If $1/2\leq z \leq 1$, $f(z-y)=1$ if $1/2 \leq y \leq z$. Then, \begin{align} f_{X+Y}(z)&=\int_{1/2}^{1} f(z-y)2 dy\\ &=\int_{1/2}^{z} 2*2 dy\\ &=4z-2 \end{align}
If $1/2\leq z \leq 3/2$, $f(z-y)=1$ if $z-1 \leq y\leq 1$. \begin{align} f_{X+Y}(z)&=\int_{z-1}^{1} f(z-y)2 dy\\ &=\int_{z-1}^{1} 2*2 dy\\ &=8-4z \end{align}
Could you tell me if my calculations are correct? If they are, I still feel like the result should be triangular ad I cannot see why not.

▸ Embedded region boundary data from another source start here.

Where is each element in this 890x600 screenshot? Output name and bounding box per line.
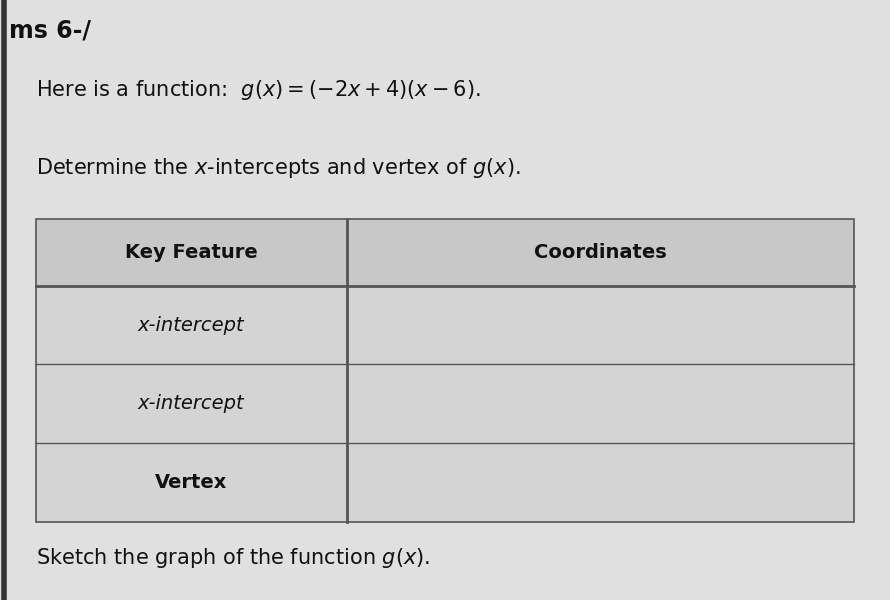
Bar [36,443,854,522]
Text: Key Feature: Key Feature [125,243,257,262]
Text: x-intercept: x-intercept [138,394,245,413]
Text: Determine the $x$-intercepts and vertex of $g(x)$.: Determine the $x$-intercepts and vertex … [36,156,521,180]
Bar [36,364,854,443]
Text: ms 6-/: ms 6-/ [9,18,91,42]
Text: Sketch the graph of the function $g(x)$.: Sketch the graph of the function $g(x)$. [36,546,430,570]
Bar [36,219,854,286]
Text: Coordinates: Coordinates [534,243,667,262]
Text: x-intercept: x-intercept [138,316,245,335]
Bar [36,219,854,522]
Text: Here is a function:  $g(x) = (-2x+4)(x-6)$.: Here is a function: $g(x) = (-2x+4)(x-6)… [36,78,481,102]
Text: Vertex: Vertex [155,473,227,492]
Bar [36,286,854,364]
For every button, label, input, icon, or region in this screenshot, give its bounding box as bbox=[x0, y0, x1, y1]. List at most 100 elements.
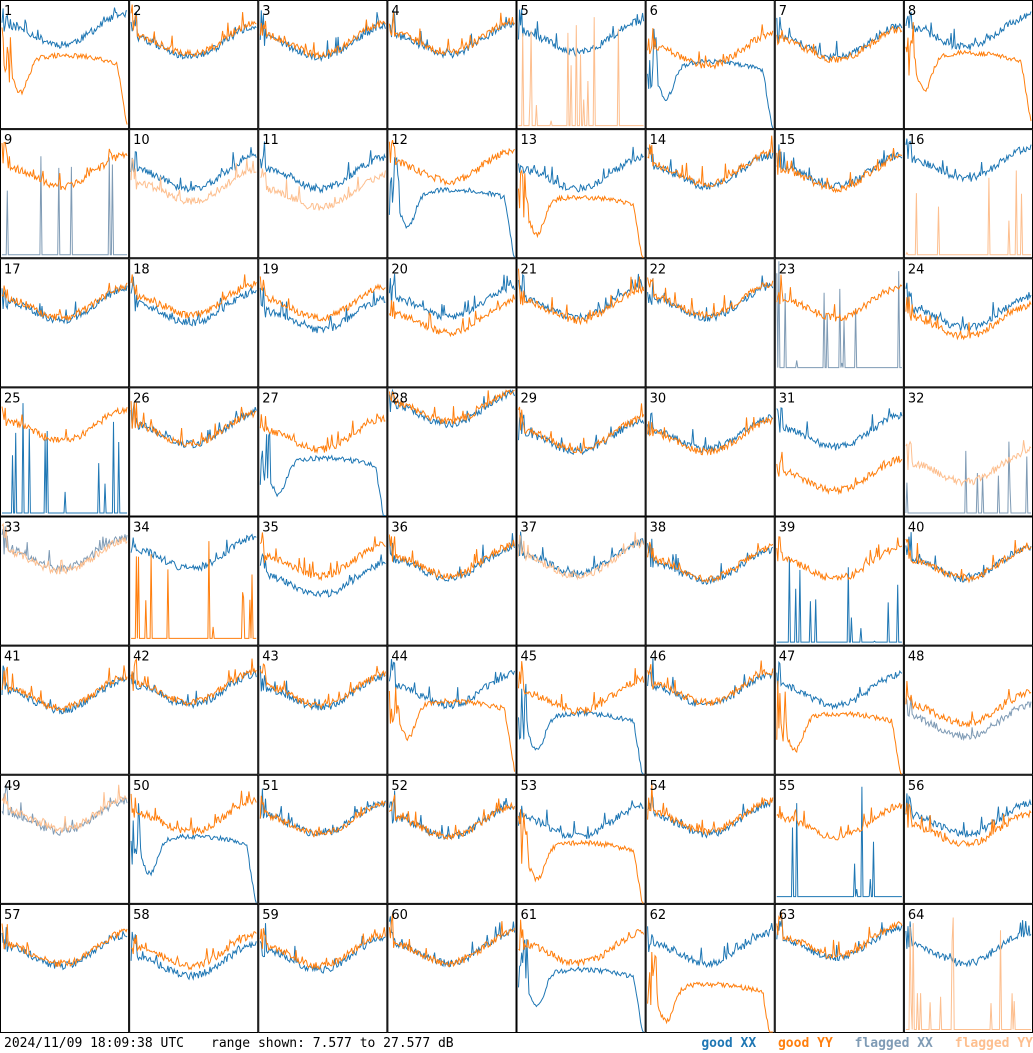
panel-5: 5 bbox=[516, 0, 646, 130]
xx-trace bbox=[905, 138, 1032, 183]
panel-label: 16 bbox=[908, 133, 925, 148]
panel-8: 8 bbox=[903, 0, 1033, 130]
yy-trace bbox=[1, 141, 128, 191]
xx-trace bbox=[259, 665, 386, 711]
panel-frame bbox=[0, 903, 130, 1033]
panel-frame bbox=[645, 645, 775, 775]
panel-frame bbox=[387, 387, 517, 517]
panel-3: 3 bbox=[258, 0, 388, 130]
yy-trace bbox=[259, 19, 386, 60]
panel-frame bbox=[516, 129, 646, 259]
panel-27: 27 bbox=[258, 387, 388, 517]
panel-label: 15 bbox=[779, 133, 796, 148]
yy-trace bbox=[776, 802, 903, 841]
panel-34: 34 bbox=[129, 516, 259, 646]
panel-label: 64 bbox=[908, 908, 925, 923]
yy-trace bbox=[647, 660, 774, 706]
panel-label: 61 bbox=[521, 908, 538, 923]
xx-trace bbox=[130, 533, 257, 572]
xx-trace bbox=[1, 526, 128, 573]
panel-41: 41 bbox=[0, 645, 130, 775]
panel-label: 8 bbox=[908, 4, 916, 19]
xx-trace bbox=[905, 11, 1032, 50]
panel-frame bbox=[0, 0, 130, 130]
xx-trace bbox=[776, 915, 903, 962]
panel-frame bbox=[774, 774, 904, 904]
yy-trace bbox=[388, 139, 515, 187]
panel-58: 58 bbox=[129, 903, 259, 1033]
panel-22: 22 bbox=[645, 258, 775, 388]
panel-label: 45 bbox=[521, 650, 538, 665]
yy-trace bbox=[518, 268, 645, 326]
yy-trace bbox=[776, 680, 902, 775]
panel-label: 3 bbox=[262, 4, 270, 19]
panel-label: 46 bbox=[650, 650, 667, 665]
panel-label: 38 bbox=[650, 521, 667, 536]
xx-trace bbox=[259, 141, 386, 194]
yy-trace bbox=[130, 401, 257, 448]
timestamp: 2024/11/09 18:09:38 UTC bbox=[4, 1036, 185, 1051]
yy-trace bbox=[1, 282, 128, 322]
xx-trace bbox=[1, 7, 128, 49]
xx-trace bbox=[259, 553, 386, 598]
panel-54: 54 bbox=[645, 774, 775, 904]
panel-6: 6 bbox=[645, 0, 775, 130]
panel-label: 63 bbox=[779, 908, 796, 923]
panel-frame bbox=[387, 258, 517, 388]
panel-frame bbox=[516, 903, 646, 1033]
panel-frame bbox=[387, 516, 517, 646]
panel-47: 47 bbox=[774, 645, 904, 775]
panel-37: 37 bbox=[516, 516, 646, 646]
xx-trace bbox=[130, 147, 257, 193]
panel-52: 52 bbox=[387, 774, 517, 904]
panel-label: 11 bbox=[262, 133, 279, 148]
yy-trace bbox=[260, 168, 386, 211]
yy-trace bbox=[1, 27, 128, 125]
panel-label: 18 bbox=[133, 262, 150, 277]
panel-frame bbox=[129, 516, 259, 646]
panel-label: 23 bbox=[779, 262, 796, 277]
panel-frame bbox=[258, 516, 388, 646]
xx-trace bbox=[2, 156, 128, 256]
panel-frame bbox=[774, 129, 904, 259]
xx-trace bbox=[518, 800, 644, 840]
panel-label: 37 bbox=[521, 521, 538, 536]
xx-trace bbox=[259, 287, 386, 334]
yy-trace bbox=[1, 522, 128, 575]
yy-trace bbox=[647, 784, 774, 836]
panel-16: 16 bbox=[903, 129, 1033, 259]
xx-trace bbox=[259, 923, 386, 974]
legend-good-yy: good YY bbox=[777, 1036, 833, 1051]
panel-frame bbox=[645, 774, 775, 904]
panel-frame bbox=[387, 774, 517, 904]
yy-trace bbox=[1, 406, 128, 444]
panel-36: 36 bbox=[387, 516, 517, 646]
panel-label: 40 bbox=[908, 521, 925, 536]
xx-trace bbox=[388, 659, 515, 710]
panel-label: 42 bbox=[133, 650, 150, 665]
panel-label: 1 bbox=[4, 4, 12, 19]
panel-frame bbox=[258, 129, 388, 259]
yy-trace bbox=[259, 663, 386, 710]
xx-trace bbox=[647, 28, 774, 129]
panel-label: 22 bbox=[650, 262, 667, 277]
panel-label: 35 bbox=[262, 521, 279, 536]
panel-frame bbox=[903, 645, 1033, 775]
xx-trace bbox=[776, 786, 902, 898]
yy-trace bbox=[130, 274, 257, 319]
panel-label: 31 bbox=[779, 391, 796, 406]
panel-51: 51 bbox=[258, 774, 388, 904]
panel-frame bbox=[258, 387, 388, 517]
yy-trace bbox=[518, 17, 644, 127]
panel-label: 39 bbox=[779, 521, 796, 536]
panel-label: 26 bbox=[133, 391, 150, 406]
panel-frame bbox=[774, 0, 904, 130]
yy-trace bbox=[518, 403, 645, 454]
panel-label: 49 bbox=[4, 779, 21, 794]
panel-56: 56 bbox=[903, 774, 1033, 904]
xx-trace bbox=[518, 412, 645, 456]
panel-18: 18 bbox=[129, 258, 259, 388]
yy-trace bbox=[905, 296, 1032, 341]
xx-trace bbox=[776, 660, 903, 711]
panel-frame bbox=[516, 774, 646, 904]
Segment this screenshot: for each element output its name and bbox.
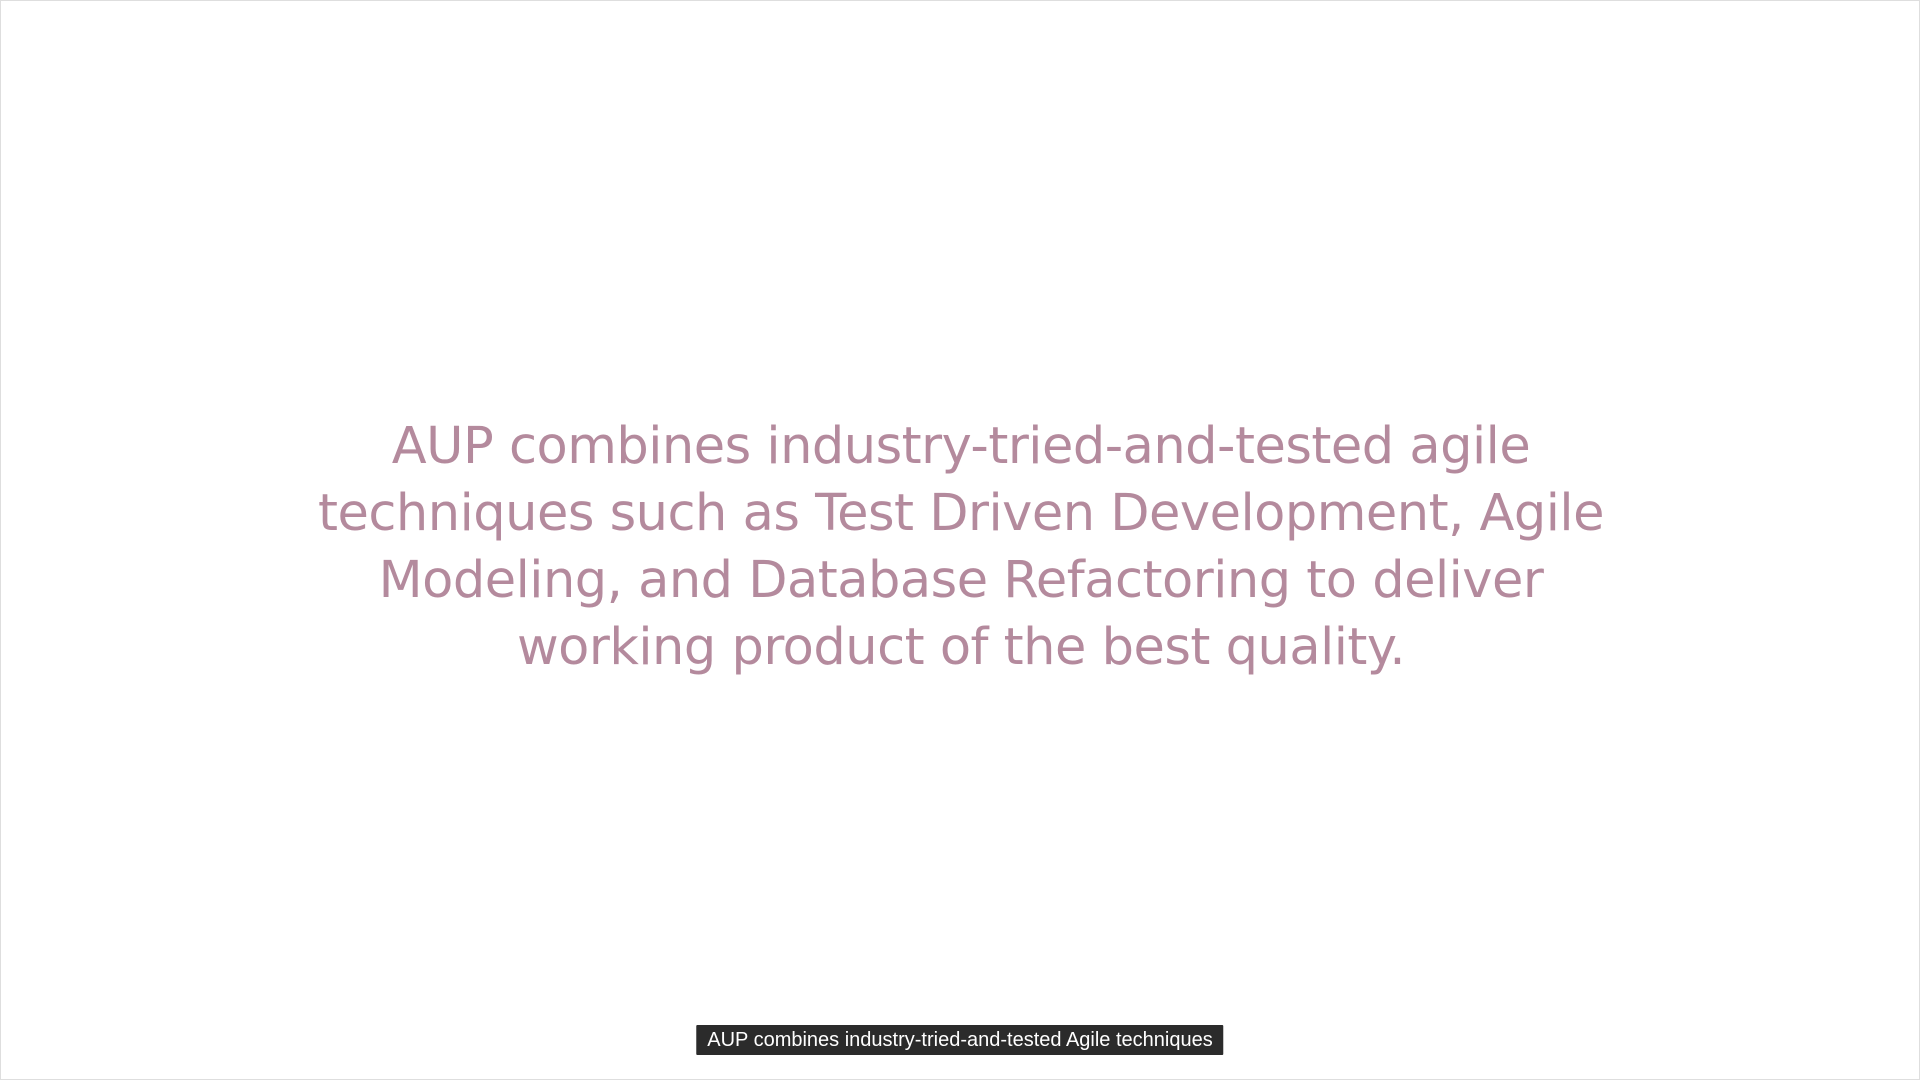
subtitle-caption: AUP combines industry-tried-and-tested A… (696, 1025, 1224, 1055)
slide-text-line: techniques such as Test Driven Developme… (318, 484, 1604, 543)
slide-text-line: Modeling, and Database Refactoring to de… (378, 551, 1544, 610)
slide-text: AUP combines industry-tried-and-tested a… (301, 413, 1621, 681)
slide-text-line: AUP combines industry-tried-and-tested a… (391, 417, 1531, 476)
slide-text-line: working product of the best quality. (516, 618, 1406, 677)
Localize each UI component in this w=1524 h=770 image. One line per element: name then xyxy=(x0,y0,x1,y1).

The first integral is correct; the second is incorrect. You should write that if $1 < z \le \tfrac{3}{2}$, then $f(z-y) = 2$ if $z - \tfrac{1}{2} \le y \le 1$. This gives the correct density $f_{X+Y}(z) = 6-4z$ over $1 < z \le \tfrac{3}{2}$.
A simpler way to do this calculation is to observe that $X^* = Y - \tfrac{1}{2} \sim {\rm Uniform}(0,\tfrac{1}{2})$, so the distribution of $X+Y$ is equal to the distribution of $X + X^* + \frac{1}{2}$, where $X$ and $X^*$ are IID.